Friday, September 17, 2004
Coming to Terms with “Free”
It’s another socialized medicine succcess!
In a country already plagued by skyrocketing sick leave costs, a new survey found that 40 percent of the population thinks it’s acceptable to skip work because they feel tired or have trouble getting along with their colleagues.
The survey, presented Friday by the National Social Insurance Board, showed that Swedes manifestly take advantage of the country’s liberal sick leave system, officials said.
Sixty-five percent of the 1,002 people interviewed also said that a stressful work situation is also a valid reason for calling in sick.
The survey shows “a deep lack of knowledge about what the health insurance is meant to cover,” board director Anna Hedborg said of Sweden’s 9 million residents.
What? Give people something for free and they don’t appreciate it, and start treating it as an entitlement? Perish the thought.
Sweden’s extensive cradle-to-grave welfare system includes generous social insurance programs covering sick leave, parental leave and unemployment benefits.
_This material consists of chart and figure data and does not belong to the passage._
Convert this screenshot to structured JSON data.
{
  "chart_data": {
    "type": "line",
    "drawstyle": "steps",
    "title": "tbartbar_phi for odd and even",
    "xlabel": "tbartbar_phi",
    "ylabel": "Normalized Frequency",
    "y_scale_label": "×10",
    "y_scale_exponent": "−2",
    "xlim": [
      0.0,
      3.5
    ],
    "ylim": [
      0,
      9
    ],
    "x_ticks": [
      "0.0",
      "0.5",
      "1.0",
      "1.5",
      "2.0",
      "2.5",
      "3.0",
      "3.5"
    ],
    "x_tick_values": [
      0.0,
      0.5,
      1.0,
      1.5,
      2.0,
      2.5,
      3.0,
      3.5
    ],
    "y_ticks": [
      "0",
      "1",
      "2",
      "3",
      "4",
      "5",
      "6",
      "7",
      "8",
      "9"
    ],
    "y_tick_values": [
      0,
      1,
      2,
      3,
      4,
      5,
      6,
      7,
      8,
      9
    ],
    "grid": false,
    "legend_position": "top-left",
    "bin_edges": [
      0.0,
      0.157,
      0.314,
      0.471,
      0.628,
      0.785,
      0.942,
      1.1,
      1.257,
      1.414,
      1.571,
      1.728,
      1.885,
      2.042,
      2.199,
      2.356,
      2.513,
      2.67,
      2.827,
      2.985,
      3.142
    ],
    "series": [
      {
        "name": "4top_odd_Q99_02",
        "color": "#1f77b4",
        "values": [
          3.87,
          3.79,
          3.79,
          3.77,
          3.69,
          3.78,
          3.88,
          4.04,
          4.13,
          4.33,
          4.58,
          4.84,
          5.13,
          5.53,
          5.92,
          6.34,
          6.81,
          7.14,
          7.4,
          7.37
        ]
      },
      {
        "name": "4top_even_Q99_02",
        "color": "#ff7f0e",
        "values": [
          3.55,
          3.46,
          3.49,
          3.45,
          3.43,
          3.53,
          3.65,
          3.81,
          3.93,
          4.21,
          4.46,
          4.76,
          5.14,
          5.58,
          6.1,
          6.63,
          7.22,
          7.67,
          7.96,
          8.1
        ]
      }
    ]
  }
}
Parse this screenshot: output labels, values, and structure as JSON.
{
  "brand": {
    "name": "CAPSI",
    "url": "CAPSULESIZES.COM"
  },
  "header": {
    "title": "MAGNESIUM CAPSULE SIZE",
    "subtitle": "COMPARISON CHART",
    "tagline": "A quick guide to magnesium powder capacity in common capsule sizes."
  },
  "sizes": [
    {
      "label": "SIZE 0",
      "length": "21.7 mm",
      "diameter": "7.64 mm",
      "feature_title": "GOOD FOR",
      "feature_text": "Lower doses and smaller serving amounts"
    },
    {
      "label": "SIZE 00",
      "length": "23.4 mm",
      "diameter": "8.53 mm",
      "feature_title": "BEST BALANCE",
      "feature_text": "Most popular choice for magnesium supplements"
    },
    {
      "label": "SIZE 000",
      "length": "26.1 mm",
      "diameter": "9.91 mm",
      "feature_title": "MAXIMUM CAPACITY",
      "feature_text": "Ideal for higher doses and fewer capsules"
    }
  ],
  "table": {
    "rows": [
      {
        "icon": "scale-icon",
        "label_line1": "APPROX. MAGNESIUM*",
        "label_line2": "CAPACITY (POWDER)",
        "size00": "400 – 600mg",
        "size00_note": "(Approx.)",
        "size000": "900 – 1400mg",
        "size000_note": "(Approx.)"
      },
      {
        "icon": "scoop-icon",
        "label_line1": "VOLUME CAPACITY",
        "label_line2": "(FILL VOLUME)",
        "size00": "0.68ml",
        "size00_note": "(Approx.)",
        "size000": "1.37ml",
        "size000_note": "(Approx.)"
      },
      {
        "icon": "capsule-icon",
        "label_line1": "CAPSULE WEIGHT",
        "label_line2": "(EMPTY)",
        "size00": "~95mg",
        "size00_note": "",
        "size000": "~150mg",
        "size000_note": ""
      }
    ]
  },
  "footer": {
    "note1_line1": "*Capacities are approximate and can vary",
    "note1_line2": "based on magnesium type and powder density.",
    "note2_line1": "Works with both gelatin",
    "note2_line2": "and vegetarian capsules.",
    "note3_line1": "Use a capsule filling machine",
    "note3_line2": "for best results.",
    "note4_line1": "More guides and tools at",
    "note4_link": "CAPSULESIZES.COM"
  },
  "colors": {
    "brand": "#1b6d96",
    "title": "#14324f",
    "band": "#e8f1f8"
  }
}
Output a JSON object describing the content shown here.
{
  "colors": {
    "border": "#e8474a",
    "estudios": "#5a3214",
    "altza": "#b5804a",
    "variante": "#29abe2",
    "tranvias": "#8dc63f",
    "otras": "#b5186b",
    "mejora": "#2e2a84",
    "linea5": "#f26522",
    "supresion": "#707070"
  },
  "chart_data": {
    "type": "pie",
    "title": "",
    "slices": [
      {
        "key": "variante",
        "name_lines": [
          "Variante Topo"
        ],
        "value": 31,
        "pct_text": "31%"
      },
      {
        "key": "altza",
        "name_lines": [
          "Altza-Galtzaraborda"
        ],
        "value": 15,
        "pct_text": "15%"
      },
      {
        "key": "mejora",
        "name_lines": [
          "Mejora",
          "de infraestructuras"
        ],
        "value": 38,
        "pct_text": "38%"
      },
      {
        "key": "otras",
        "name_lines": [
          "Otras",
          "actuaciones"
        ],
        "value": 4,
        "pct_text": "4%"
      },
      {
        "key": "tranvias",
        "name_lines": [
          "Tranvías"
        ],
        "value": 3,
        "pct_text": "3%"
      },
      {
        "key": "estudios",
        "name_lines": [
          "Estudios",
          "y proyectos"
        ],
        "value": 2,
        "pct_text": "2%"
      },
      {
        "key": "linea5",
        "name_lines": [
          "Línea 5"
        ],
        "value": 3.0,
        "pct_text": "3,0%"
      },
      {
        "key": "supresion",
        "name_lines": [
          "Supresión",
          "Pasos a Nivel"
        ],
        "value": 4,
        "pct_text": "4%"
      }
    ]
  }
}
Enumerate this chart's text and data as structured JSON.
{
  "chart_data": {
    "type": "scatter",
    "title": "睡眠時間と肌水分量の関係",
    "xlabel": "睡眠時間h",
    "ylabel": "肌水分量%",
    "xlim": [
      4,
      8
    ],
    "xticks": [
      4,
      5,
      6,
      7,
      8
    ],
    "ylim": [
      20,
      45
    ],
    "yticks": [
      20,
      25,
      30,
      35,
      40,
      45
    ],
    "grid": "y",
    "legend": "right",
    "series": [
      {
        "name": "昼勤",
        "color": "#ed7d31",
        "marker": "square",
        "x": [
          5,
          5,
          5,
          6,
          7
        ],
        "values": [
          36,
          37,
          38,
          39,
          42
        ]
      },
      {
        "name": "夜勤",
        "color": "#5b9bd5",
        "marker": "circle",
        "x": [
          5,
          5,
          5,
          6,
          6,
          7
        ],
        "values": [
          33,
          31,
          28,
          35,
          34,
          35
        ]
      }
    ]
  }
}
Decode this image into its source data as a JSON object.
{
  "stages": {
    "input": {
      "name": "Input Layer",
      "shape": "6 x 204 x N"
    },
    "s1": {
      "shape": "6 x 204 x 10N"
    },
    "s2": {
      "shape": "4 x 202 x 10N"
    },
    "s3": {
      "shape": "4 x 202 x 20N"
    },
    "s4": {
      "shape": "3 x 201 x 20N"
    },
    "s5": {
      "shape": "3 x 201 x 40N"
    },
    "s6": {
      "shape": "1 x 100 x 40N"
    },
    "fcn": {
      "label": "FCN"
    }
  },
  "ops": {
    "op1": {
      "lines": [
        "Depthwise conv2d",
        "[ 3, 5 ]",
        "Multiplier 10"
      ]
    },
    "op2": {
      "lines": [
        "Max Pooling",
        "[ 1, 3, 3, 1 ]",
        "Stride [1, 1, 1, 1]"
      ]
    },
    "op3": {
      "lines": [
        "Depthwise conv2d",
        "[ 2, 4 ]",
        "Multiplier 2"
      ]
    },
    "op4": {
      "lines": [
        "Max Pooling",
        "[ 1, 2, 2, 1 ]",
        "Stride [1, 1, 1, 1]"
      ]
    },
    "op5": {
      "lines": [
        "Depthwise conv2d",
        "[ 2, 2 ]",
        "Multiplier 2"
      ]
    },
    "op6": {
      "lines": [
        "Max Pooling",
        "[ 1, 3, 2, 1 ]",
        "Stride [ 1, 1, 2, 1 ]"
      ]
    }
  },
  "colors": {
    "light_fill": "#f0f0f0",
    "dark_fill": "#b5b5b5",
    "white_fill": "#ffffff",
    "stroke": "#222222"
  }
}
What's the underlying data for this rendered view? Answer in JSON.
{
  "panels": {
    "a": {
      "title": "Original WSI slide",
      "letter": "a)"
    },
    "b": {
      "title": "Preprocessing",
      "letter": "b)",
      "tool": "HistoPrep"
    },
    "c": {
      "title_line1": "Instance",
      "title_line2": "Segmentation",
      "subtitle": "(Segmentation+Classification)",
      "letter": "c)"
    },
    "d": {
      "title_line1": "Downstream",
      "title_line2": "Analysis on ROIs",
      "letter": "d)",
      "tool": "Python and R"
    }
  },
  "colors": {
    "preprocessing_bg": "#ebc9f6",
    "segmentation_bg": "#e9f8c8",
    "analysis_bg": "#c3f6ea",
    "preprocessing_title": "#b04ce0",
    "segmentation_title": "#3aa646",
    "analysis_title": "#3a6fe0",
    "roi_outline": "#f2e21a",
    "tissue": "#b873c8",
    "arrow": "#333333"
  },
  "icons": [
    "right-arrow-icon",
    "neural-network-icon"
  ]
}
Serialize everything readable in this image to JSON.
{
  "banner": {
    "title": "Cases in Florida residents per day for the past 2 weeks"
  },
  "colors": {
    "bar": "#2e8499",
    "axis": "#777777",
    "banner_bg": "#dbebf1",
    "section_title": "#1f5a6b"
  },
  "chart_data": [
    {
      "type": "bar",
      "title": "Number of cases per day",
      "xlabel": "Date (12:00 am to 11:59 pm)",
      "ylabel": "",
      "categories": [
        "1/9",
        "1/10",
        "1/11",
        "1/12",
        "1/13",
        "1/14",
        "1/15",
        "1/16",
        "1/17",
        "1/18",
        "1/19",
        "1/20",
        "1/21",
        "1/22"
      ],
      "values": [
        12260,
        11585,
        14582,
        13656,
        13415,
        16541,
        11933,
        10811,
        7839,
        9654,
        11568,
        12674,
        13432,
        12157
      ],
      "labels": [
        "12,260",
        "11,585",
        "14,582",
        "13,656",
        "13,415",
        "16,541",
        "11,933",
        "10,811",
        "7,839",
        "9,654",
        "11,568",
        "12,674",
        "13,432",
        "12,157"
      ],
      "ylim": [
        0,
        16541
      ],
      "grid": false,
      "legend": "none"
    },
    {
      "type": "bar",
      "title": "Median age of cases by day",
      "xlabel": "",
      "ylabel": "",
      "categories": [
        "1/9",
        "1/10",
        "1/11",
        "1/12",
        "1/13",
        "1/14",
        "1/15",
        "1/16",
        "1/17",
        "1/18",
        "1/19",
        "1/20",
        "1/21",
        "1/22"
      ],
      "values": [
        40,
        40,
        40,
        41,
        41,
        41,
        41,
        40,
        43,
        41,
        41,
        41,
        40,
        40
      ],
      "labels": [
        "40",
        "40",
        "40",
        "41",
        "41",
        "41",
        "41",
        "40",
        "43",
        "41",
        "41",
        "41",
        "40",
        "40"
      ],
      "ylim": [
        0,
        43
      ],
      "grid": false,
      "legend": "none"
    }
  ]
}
But paying for workers on long-term sick leave and disability has become one of the government’s biggest expenditures.
Sick leave compensation tripled from 15 billion kronor ($2 billion) in 1997 to 45 billion kronor ($6 billion) in 2002.
What? Free health care is abused and costs an arm and a leg? I’m shocked, I tell you… shocked!!!
People who call in sick do not receive any compensation for the first day they are absent.
But Eckerhall said many are abusing the current system by leaving work and calling in sick shortly before their work day is over. That then counts as one sick day, which lets them start receiving sick pay the next day.
“That means your day without compensation was 15 minutes long,” Eckerhall said. “Medically speaking, that sounds pretty odd.”
Yes, but in Sweden free health care is a “right,” and thus these people are fully within their “rights” to take advantage of the system in this manner.
“To many, this message may seem hard and even insensitive,” she wrote. “The truth is that if we don’t defend our common insurance today, we won’t be able to afford keeping it.”
What? The Swedes, the very model for socialist compassion held up by Michael Moore and his cronies in the American left, have realized that they can’t afford to pay for free unlimited health benefits? I’m simply aghast at the shock of it all.